新京报:雨燕的观测点有多少?是如何选择的?它在古建或者桥梁下筑巢是否会对建筑有影响?
史洋:雨燕的主要观测点有26个,主要分布在城区四环内。我们是先查阅文献资料,然后通过网络向市民征集雨燕分布信息,最后划定了调查区域,在调查过程中又根据调查结果进行了几次调整。
雨燕在筑巢,目前看对建筑没有什么影响。雨燕在古建筑巢主要是在椽子中间孔隙,或者天花板上,根据正阳门管理处的研究,雨燕粪便对古建的木质结构和油漆没有破坏性影响。雨燕在桥梁筑巢主要是桥下横梁,对建筑物也没有影响。
新京报:此次雨燕调查活动将持续多久?最终目的是什么?下一步怎么保护?
史洋:调查计划一直持续下去,作为北京地区野生鸟类资源监测的基础资料。调查的目的就是了解北京地区雨燕繁殖前和繁殖后的分布地点与种群数量。目前,我们仅仅进行了三年调查,覆盖的范围小,调查的数据局限于数量,未来有条件的话开展繁殖调查,还有雨燕食性和在北京的活动规律,例如觅食地范围有多大等等,这样才能有针对性的进行保护。
四环内雨燕数量有望达到万余只
新京报:根据调查,雨燕数量有多少?3年多的调查还获得了哪些信息?
史洋:上世纪前期,北京雨燕种群数量曾达到鼎盛,约为5万只。2014年7月,据中国观鸟会统计雨燕约2700只。根据我们统计的数据,2019年,我们最多记录雨燕在繁殖前有3000余只,繁殖后近7000只。
随着城市的发展,雨燕也在慢慢适应城市,开始在高大的建筑里繁殖,例如天宁寺桥、建国门桥等立交桥的孔洞或缝隙中。根据数据统计,分布在古建的雨燕数量要少于现代建筑数量,雨燕在逐步适应城市化。
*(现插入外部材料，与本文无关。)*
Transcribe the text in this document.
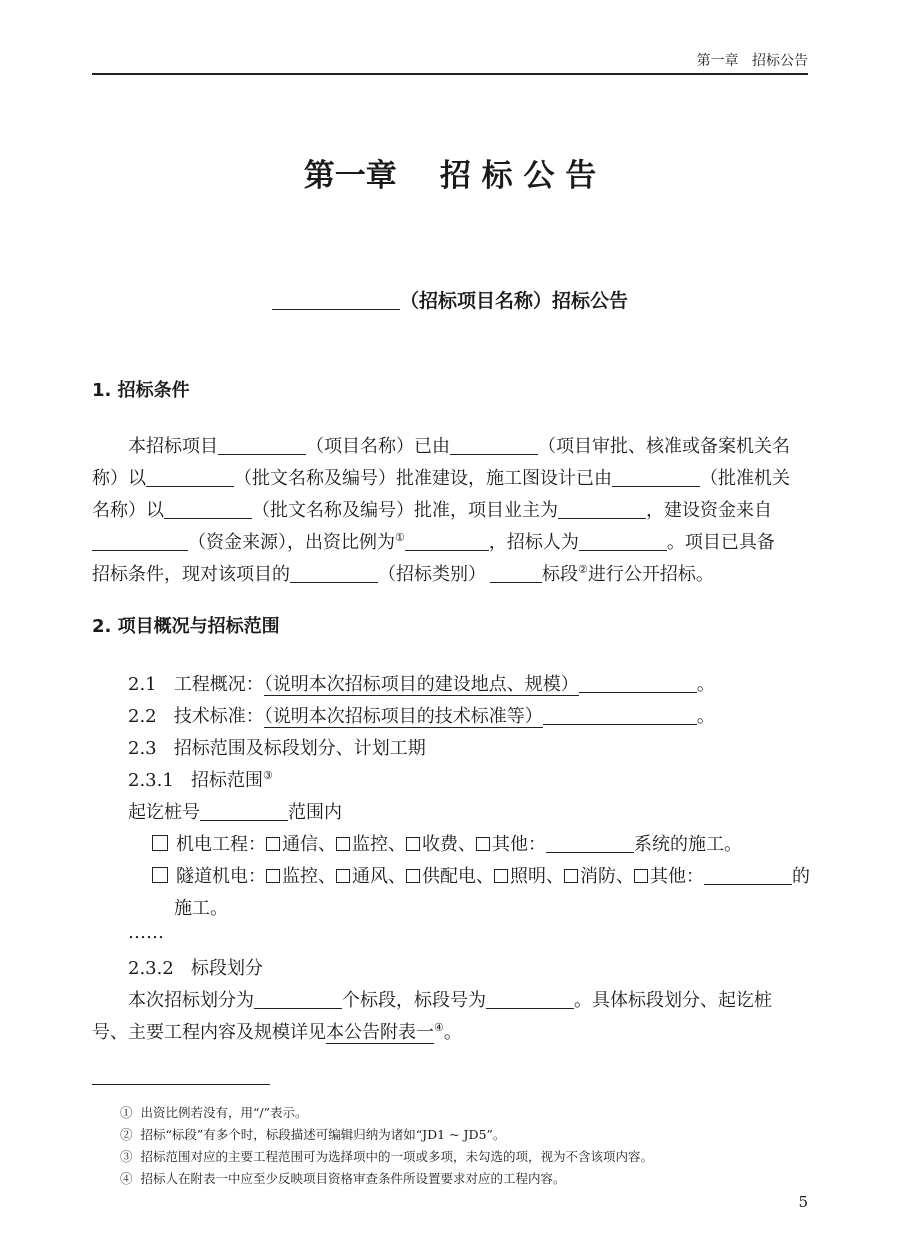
第一章 招标公告
第一章 招 标 公 告
（招标项目名称）招标公告
1. 招标条件
本招标项目	（项目名称）已由	（项目审批、核准或备案机关名
称）以	（批文名称及编号）批准建设，施工图设计已由	（批准机关
名称）以	（批文名称及编号）批准，项目业主为	，建设资金来自
（资金来源），出资比例为①	，招标人为	。项目已具备
招标条件，现对该项目的	（招标类别）	标段②进行公开招标。
2. 项目概况与招标范围
2.1 工程概况：（说明本次招标项目的建设地点、规模）	。
2.2 技术标准：（说明本次招标项目的技术标准等）	。
2.3 招标范围及标段划分、计划工期
2.3.1 招标范围③
起讫桩号	范围内
机电工程： 通信、 监控、 收费、 其他：	系统的施工。
隧道机电： 监控、 通风、 供配电、 照明、 消防、 其他：	的
施工。
……
2.3.2 标段划分
本次招标划分为	个标段，标段号为	。具体标段划分、起讫桩
号、主要工程内容及规模详见本公告附表一④。
① 出资比例若没有，用“/”表示。
② 招标“标段”有多个时，标段描述可编辑归纳为诸如“JD1 ~ JD5”。
③ 招标范围对应的主要工程范围可为选择项中的一项或多项，未勾选的项，视为不含该项内容。
④ 招标人在附表一中应至少反映项目资格审查条件所设置要求对应的工程内容。
5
北京的高大建筑物越来越多了,雨燕巢向现代建筑转移,巢区从之前的相对集中的几个点开始分散,所以单个地点数量少了。这种转移使得人们感觉雨燕数量比上世纪前期明显减少。
据北京市野生动物救护中心的调查数据估算,北京四环内雨燕种群数量繁殖前预计在5000多只左右,繁殖后有可能达到1万多只。
新京报:如何更好保护雨燕?公众在爱鸟方面还有哪些可以注意的问题?
史洋:雨燕保护一个是食物问题,一个是繁殖地问题。由于雨燕适应能力较强,繁殖地不是问题,它不是很挑剔,可以选择的筑巢建筑物还是很多的。雨燕的食物是小昆虫,但目前由于部分园林打药灭虫害,也影响了一些非害虫,包括在水面上的虫子。所以,食物对其生存的制约远大于筑巢地。
目前,市民对鸟类的保护意识已经足够,更欠缺的是正确的保护方法。我前几天看到一则新闻,说国家图书馆工作人员发现绿头鸭在窗台上下了一枚蛋,用草围了个巢。这种就属于过度敏感了,如果没有人为干预,绿头鸭可能稍后将蛋转移走。工作人员用草围巢,反而可能导致绿头鸭害怕,不敢去接触这枚蛋了。
雨燕小档案
雨燕共有两个亚种:以瑞典为模式产地的指名亚种,以北京为模式产地的北京亚种。1870年,英国博物学家Robert Swinhoe首次在北京采集到普通雨燕pekinensis亚种标本,自此定名为Apus apus pekinensis,即北京雨燕。
除繁殖期外,普通雨燕一生几乎不落地,都在飞翔。空中捕食,空中交配,空中休息。
雨燕喜欢在高大建筑物,例如北京的古建筑-宫殿、庙宇等;现代建筑-桥洞等。自然环境筑巢是在悬崖处的洞穴里。
巢的形状为碟状,巢材一般采用草、叶子、羽毛等混以泥土和唾液粘在一起。
雨燕的食物以半翅目、鳞翅目等各种飞行的昆虫为主,包括蚜虫、蚊子、蝇类等。